So, as I mentioned in my last post, some crazy person sent in a “credible threat” to schools in my area, threatening to behead elementary school children. As a result, my anxiety and agoraphobia have started to spiral out of control. Yesterday, I spent the entire day locked in my house with my two year old and my four year old instead of sending them to school. Anyone who has done that before knows that it’s not good for one’s sanity. I was so scared that I didn’t even open a window.
Today, I had to leave the house to go to my weekly therapy session. It wasn’t until mid-morning and we get up early around here, plus we were running out of staples like bread, milk, juice, and junk food, so I figured the girls and I would run to Target in the morning before I dropped them at my mom’s house and went to therapy. Only….while showering, I started picturing all of the horrible things that could happen if I took my girls out in public. Mass shootings. Hostage situations. So, we just went to my mother’s and I went to therapy. While there, we discussed my big anxieties and decided to move to Plan B (as we’ve been calling it). So, next week I will start EMDR again. Honestly, it freaks me out. I’ve done it exactly once and started out thinking it was silly. My therapist waving her fingers in front of my face, having me think about things that bother me. But, then, something actually happened.

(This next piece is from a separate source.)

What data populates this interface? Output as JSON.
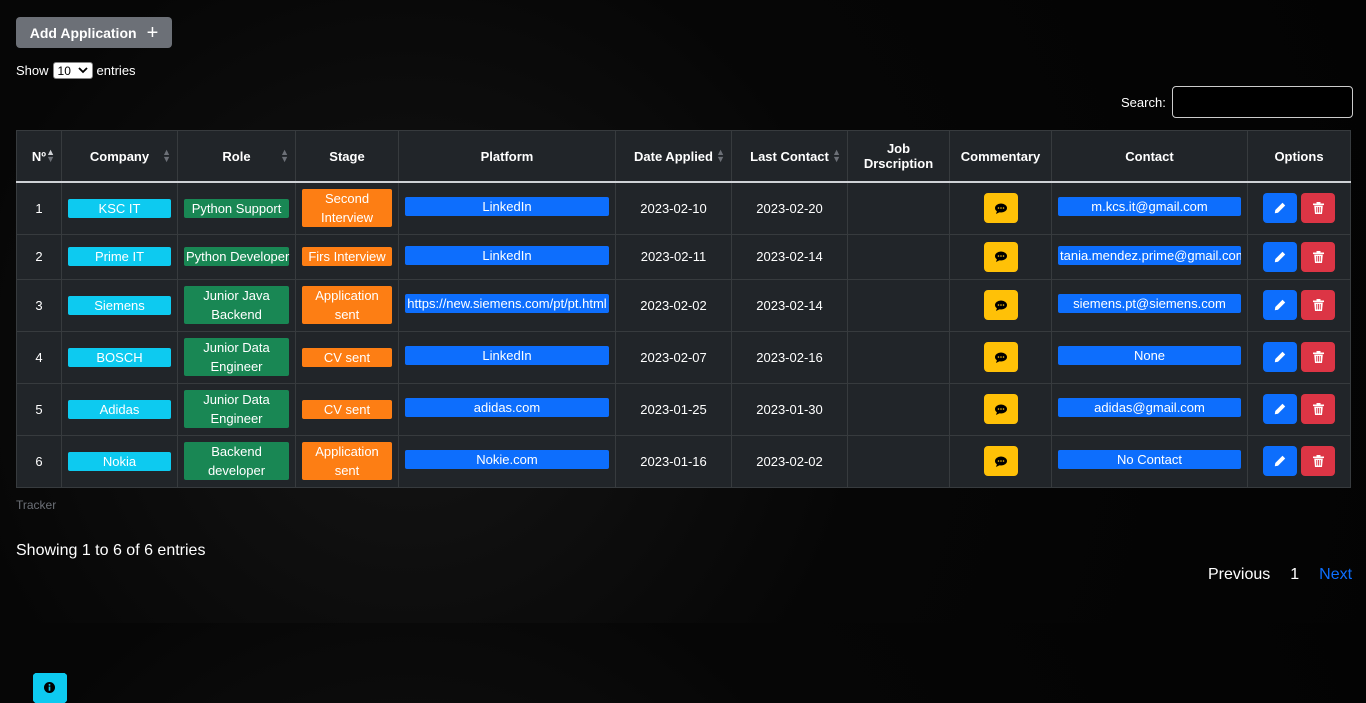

My mind equated the powerlessness of the psychiatric ward with an earlier trauma. It was painful and hard, but it actually did move me toward not feeling as trapped by my diagnosis and my time in the hospital. But, now I need to do it again, and I am worried about what else it will bring up for me. Either way, the idea is that while I’m home with the girls, I should try taking small steps to leave the house, so none of us are trapped here.
After therapy, I brought them to the supermarket. I was so anxious and terrified. I imagined every person we passed as a threat. Well, except the little old lady who couldn’t reach the canned tomatoes. After we checked out, I practically ran to my car, loaded the girls and the bags of groceries, and slammed the lock button. By the time we got home, I needed to run to the bathroom and throw up before I could put away the groceries.
I can not wait for a time when I can grocery shop, or go to the library, or the playground, or my kids’ school, without these kinds of reactions.